Thursday 9 May 2013

Regions and Cities


Regional disparities have always been an issue in Britain, going as far back as before World War 2. For instance, before the war each industry was very much based in one part of the country. Finance was in London, textiles in Lancashire/Yorkshire and metalwork in the midlands. No government really thought in terms of regional policy, it only starts to creep into politicians minds during the interwar period because of the depressed states of some old industrial areas.

Measuring regional inequality was and had always been a tough task. Firstly, which places fall into what region? Birmingham, for example, seems to have shifted from being part of the prosperous South in the 30s-60s to now being part of the depressed North. There are many ways that the inequality could be measured: unemployment rates, labour force participation or income per head, for example. As far as unemployment goes, the further we go back the more unequal they are. In the 50s, unemployment was higher in the peripheral regions (N.England, Scotland, Wales) but the regional average was low and acceptable so nothing was done. Through the 60s, 70s and 80s unemployment everywhere rises, especially in the old industrial regions. The South and East are the only regions to avoid double figure unemployment rates in the 80s. From 1990 onwards, unemployment rates have diverged nationwide.

Labour force participation rates show a different story to the one above. They still show large regional variations with the biggest increase in working population taking place in the South. Income per head puts more attention the income in each region. It states that London and the South East have always had the highest levels, but that the South West and East Anglia have improved a lot recently. The North West fell behind after the First World War whilst the West Midlands followed suit in the 1960s.

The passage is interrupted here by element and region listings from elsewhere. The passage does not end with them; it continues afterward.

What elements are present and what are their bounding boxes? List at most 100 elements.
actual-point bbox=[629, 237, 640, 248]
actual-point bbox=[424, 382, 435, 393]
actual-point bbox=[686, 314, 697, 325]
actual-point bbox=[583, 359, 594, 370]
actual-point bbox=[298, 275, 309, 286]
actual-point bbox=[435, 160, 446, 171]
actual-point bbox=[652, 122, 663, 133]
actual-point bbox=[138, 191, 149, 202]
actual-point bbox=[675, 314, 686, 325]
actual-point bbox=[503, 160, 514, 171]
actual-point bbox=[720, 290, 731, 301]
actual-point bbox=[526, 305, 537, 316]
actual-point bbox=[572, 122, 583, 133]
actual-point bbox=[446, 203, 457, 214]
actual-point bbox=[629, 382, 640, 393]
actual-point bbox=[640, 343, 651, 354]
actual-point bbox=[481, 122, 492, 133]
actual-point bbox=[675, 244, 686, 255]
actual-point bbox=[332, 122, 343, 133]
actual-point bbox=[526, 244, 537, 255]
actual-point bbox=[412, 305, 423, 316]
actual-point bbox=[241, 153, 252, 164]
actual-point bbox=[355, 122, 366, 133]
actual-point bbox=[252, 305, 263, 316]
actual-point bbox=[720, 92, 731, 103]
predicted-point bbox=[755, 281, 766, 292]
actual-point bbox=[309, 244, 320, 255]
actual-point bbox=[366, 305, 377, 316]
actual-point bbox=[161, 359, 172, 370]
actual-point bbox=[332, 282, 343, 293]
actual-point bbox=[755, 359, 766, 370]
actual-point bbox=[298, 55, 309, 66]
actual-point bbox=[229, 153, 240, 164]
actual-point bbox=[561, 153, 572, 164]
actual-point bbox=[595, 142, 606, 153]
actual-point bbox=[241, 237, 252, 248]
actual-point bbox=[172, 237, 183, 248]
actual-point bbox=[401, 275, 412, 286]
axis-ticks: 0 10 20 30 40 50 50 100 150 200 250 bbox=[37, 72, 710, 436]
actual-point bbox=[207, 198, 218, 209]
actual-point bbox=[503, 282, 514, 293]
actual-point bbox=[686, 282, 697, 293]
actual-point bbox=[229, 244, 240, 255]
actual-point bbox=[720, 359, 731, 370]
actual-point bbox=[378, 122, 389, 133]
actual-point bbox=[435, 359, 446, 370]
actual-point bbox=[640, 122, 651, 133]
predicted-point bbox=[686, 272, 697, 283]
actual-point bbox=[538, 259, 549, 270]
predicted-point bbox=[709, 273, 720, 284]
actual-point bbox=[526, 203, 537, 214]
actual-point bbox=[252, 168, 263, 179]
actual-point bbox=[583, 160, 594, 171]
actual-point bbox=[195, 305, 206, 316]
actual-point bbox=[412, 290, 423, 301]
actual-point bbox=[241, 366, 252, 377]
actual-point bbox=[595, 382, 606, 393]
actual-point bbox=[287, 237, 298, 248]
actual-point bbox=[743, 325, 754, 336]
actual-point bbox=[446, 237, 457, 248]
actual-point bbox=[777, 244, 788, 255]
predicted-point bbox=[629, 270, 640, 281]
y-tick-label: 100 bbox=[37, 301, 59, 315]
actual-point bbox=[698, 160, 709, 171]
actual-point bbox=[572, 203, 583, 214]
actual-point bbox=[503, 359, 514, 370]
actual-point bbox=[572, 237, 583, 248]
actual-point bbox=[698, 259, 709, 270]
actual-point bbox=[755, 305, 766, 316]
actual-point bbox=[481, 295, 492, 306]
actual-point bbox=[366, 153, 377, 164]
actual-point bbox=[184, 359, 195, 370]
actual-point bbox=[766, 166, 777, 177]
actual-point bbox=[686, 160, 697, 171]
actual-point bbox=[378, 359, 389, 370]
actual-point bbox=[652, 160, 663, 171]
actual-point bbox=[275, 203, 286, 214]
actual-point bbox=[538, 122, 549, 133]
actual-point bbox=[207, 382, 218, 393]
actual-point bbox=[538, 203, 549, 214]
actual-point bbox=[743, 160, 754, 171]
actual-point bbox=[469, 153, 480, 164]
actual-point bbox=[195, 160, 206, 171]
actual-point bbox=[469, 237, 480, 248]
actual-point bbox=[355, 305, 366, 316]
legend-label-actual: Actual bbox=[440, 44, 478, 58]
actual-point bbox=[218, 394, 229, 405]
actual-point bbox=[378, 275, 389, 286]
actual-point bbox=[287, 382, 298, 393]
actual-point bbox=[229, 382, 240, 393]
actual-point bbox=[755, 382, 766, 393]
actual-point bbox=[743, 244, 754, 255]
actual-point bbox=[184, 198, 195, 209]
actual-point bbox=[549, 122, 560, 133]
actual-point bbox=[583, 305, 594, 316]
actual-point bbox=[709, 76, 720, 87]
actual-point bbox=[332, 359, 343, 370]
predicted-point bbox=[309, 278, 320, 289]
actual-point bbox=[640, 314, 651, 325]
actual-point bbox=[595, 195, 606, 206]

So what is the cause of these imbalances? Part of the blame is the amount of people employed in declining sectors. As these sectors were all based in the same regions it left them lagging behind. Through the 70s and 80s the blame was increasingly placed on having the wrong mix of industry and services. Too many people were in industry when services was the growing sector. But, if we look at the statistics in a slightly different way we can get a different outlook on things. For example, if you look at female unemployment alone then the patterns diminish. Also, London looks like the best region - but it also lost a lot of manufacturing jobs from 1960-1990 leaving people unemployed. There are periods where East Anglia actually increases its employment in manufacturing.

Imbalances do exist, this is true. But why do they persist? Theory states that market forces should even things out. The first reason the imbalances continue is agglomeration effects. Firms expanding in a sector all seem to cluster together in the same area. This means, despite them perhaps clustering in high wage and rent cost, prosperous areas they benefit in the sense that they are close to skilled/specialist labour, suppliers, customers and the local infrastructure is attracting the correct type of employee. This is why more firms set up in the South - these benefits are more prevalent there. For larger firms, this effect meant that they tended to set up their corporate HQs, legal services and research and development centres in the South whilst their basic distribution and assembly tasks were focused in 'Outer Britain'. Proof of this is that over half of research and development spending in the 1980s came out of the South East of England.

The government make an attempt to rid the country of these regional imbalances from 1945 onwards. Some argue it would distort the market, others argue it was a necessity for faster national growth. The main tools they had was building and land controls and financial aid.

Financial aid could come in varying forms: loans, tax rebates to firms or grants, subsidies or infrastructure developments. Some of this aid came from the central government, some from local government and some from the EU.

1963 is when regional policy starts getting used widespread. It is used to raise growth and combat local unemployment. Before this there just wasn't the available resources to do much regionally. After 1976 this regional funding fell back because there were large constraints on public spending and the money that was available was directed towards inner city problems. More recently, from the 90s onwards perhaps, regional issues are of more importance for political reasons. Financial aid is given but much more selectively, with the focus being on new firms, regional competitiveness and aid to larger firms to attract external investment.

How effective was the policy of regional aid then? In the most assisted areas net job creation stood at around 600,000 from 1960-81. The majority of firms receiving aid said they wouldn't have been able to go ahead in their original form without the aid. But, it had its negatives. Manufacturing employment fell rapidly in assisted areas if you took the aid away - makes the suggestion that job creation was marginal. Firms receiving aid exaggerated the effects to try and get themselves more. Since the 90s, studies have suggested that aid would be useful if it was better targeted, but there haven't been available funds to do this. The problem of different tasks in the North and South persists.

Finally, we can conclude by saying that government policy affects regions differently even if they are not specifically regional policies. Plus, we cannot be sure of that actual effects of job creation because all the estimates vary massively. Make your own mind up.